Uno escucha diariamente a mucha gente diciendo: “Solo en este país pasa...” tal o cual cosa. Por ejemplo: “Solo en este país pasa lo del puente de la ‘platina’”. O se hunde una calle principal. Lo que queremos decir no es solo que una situación es el colmo, sino que, y aquí viene el narcisismo invertido, somos tan especiales que la sacamos del estadio hasta en lo que hacemos mal.
Esta muletilla rara vez es cierta. En muchos lugares pasan cosas como las que ocurren aquí, que pretendemos tan únicas. Para sistemas políticos disfuncionales, vean al Estados Unidos de hoy, donde la incapacidad para generar acuerdos políticos mínimos tiene al gobierno federal cerrado y al país al borde del incumplimiento de pagos de su deuda. O el caso israelí, donde pequeños partidos confesionales, con uno o dos votos en el Parlamento, han secuestrado a los Gobiernos, pues ninguno puede formar mayorías sino acudiendo a coaliciones complicadísimas, en las que esas minorías obtienen el oro y el moro (literalmente, esto último). O vean los últimos 20 años de Italia con su desorganización partidaria, corrupción rampante y personalismo.

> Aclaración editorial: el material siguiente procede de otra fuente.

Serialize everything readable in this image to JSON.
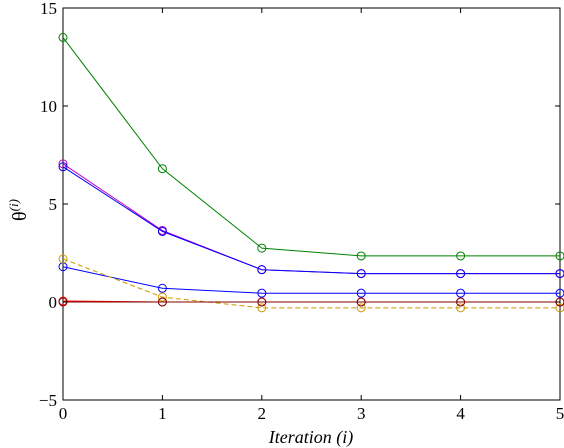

Mi tema no es el conformismo, eso de que “mal de muchos, consuelo de tontos”. El problema es que el folclorismo del “solo en este país pasa...” implica dos renuncias. Por una parte, la renuncia a la mirada comparada, la que nos permite entender si otros padecen problemas similares, apreciar los riesgos implicados y buscar si han encontrado maneras creativas de resolverlos. Por otra parte, y es el problema principal, el dicho acarrea la renuncia al estudio de las causas del estado de cosas. En vez de investigar, nos contentamos con deplorar una situación y pasarle el candado, aduciendo que todo es culpa de que somos tan pero tan especiales (por inútiles, negligentes o lo que sea).
Cuando hablemos del puente de la “platina” o las calles que se hunden, hagamos el esfuerzo de no pegarle la coletilla del “solo en este país pasa”. Preguntémonos, más bien, acerca de las razones por las que tenemos esos desastres. Posemos la vista en asuntos como la influencia de las empresas contratistas en el MOPT, el fracaso de la reforma institucional en los noventa, el partidismo en la escogencia de empleo público, la decisión de reprimir crónicamente la inversión pública bajo la premisa ideológica de que todo gasto público es malo, o la responsabilidad de los ministros y juntas directivas del Conavi. Entonces, me parece, tendremos mejores bases para entender el porqué de la “platina” y, además, cómo remediarla, y veremos lo que han hecho otros países para limpiar la contratación de obra pública. Sacudamos telarañas mentales y hagamos el ejercicio en este y en otros temas.